8. Fiodor Dostoiévski: Os Demônios (1873)
Voltamos a Dostoiévski num livro incrível e atualíssimo. Ao mesmo tempo que Stiepan Trofímovitch tenta ser um revolucionário e um intelectual, acaba sendo visto como um tolo: ele percebe que há algo errado com aquela sociedade e não sabe como sair daquela situação imposta pela organização e por se sentir tão culpado pelo que está acontecendo. No drama intelectual de Kiríllov — um dos mais intrigantes personagens de toda a literatura –, está a antecipação do Zaratustra de Nietzsche. Nas ideias de Chigalióv e Piotr Stiepánovich, os fanatismos atuais. Partindo da história do assassinato de um estudante, Dostoiévski faz um estudo profundo do pensamento político, social, filosófico e religioso de seu tempo. Como um profeta, o autor visualiza os desvios que o socialismo real viria a apresentar até o seu esfacelamento. Lênin considerava “Os Demônios” um romance “repulsivo, porém colossal”. Confessou tê-lo lido quatro vezes.

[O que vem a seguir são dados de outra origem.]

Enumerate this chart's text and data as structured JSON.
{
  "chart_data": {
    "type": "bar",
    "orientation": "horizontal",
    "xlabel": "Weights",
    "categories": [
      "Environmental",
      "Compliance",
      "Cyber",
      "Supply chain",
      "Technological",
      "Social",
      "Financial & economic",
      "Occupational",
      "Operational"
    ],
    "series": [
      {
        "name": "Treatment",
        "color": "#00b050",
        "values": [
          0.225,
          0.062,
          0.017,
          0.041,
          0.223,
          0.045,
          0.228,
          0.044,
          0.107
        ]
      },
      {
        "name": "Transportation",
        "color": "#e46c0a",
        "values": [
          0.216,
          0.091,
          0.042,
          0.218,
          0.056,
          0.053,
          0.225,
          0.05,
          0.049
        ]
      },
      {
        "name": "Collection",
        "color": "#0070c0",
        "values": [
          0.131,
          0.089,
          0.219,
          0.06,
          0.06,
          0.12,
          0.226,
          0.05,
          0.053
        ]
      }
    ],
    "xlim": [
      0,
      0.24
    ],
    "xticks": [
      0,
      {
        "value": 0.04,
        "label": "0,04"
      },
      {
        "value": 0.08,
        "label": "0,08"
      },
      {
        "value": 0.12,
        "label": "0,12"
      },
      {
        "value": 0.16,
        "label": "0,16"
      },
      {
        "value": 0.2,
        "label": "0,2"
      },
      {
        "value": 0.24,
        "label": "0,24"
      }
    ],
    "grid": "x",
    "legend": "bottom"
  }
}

9. Liev Tolstói: Guerra e Paz (1869)
A palavra painel é a que melhor cabe para esta imensa obra. Guerra e Paz é tão grande que torna difícil uma sinopse compreensível. Ele focaliza a história de cinco famílias aristocráticas durante os anos de 1805 e 1813. A história delas é determinada pelos fatos políticos — ou seja, as relações e guerras franco-russas da época. Há centenas de personagens, muitos têm importância na longa trama, mas o mais recorrente é Pyotr “Pierre” Bezukhov. Após receber uma herança inesperada, ele vê-se às voltas com as responsabilidades e conflitos inerentes de sua nova posição social. Casa-se com Helena, bela e infiel do príncipe Kuragin. Frente aos numerosos casos da mulher, ele permanece contrariado. Mas há as guerras, descritas em detalhes e até em gráfico. E os inúmeros bailes aristocráticos e as crises políticas e amorosas decorrentes destes encontros. As descrições da invasão da Rússia pelo exército francês e a sua retirada são sensacionais. Os jogos, as intrigas da corte, as tramas da poder, as táticas de uma nobreza arruinada, a brutalidade da guerra e seus acasos. Tudo é grande em Guerra e Paz.
10. Ivan Turguêniev: Pais e Filhos (1862)
Esta obra de Turguêniev popularizou o termo niilismo. Era a ideologia do protagonista Bazárov. O termo servia para descrever uma espécie de rebeldia que “não acredita em nada nem se inclina a nenhuma autoridade ou aceita nenhum princípio sem exame”. Bazárov é um jovem materialista, que nega o amor, a arte, a religião e a tradição, e diz acreditar apenas em verdades cientificamente comprovadas pela experiência. Mas ele acaba se apaixonando e dessa forma o livro apresenta certa reação ao niilismo e ao cientificismo. Turguêniev coloca em choque a juventude (geração de 60) e os conservadores (geração de 40), estes descritos pelo jovem personagem como “cartas fora do baralho”, o que evidentemente desagradou a quem se identificava com a geração dos “pais”. Dostoiévski era um opositor do conservador Turguêniev em mais de um aspecto. Este era um europeísta — seguia o modelos clássico de Balzac e achava que a Rússia devia ser uma espécie de anexo cultural da França — enquanto Dostoiévski era um nacionalista eslavófilo. Ambos sobreviveram, pois Turguêniev também é um mestre.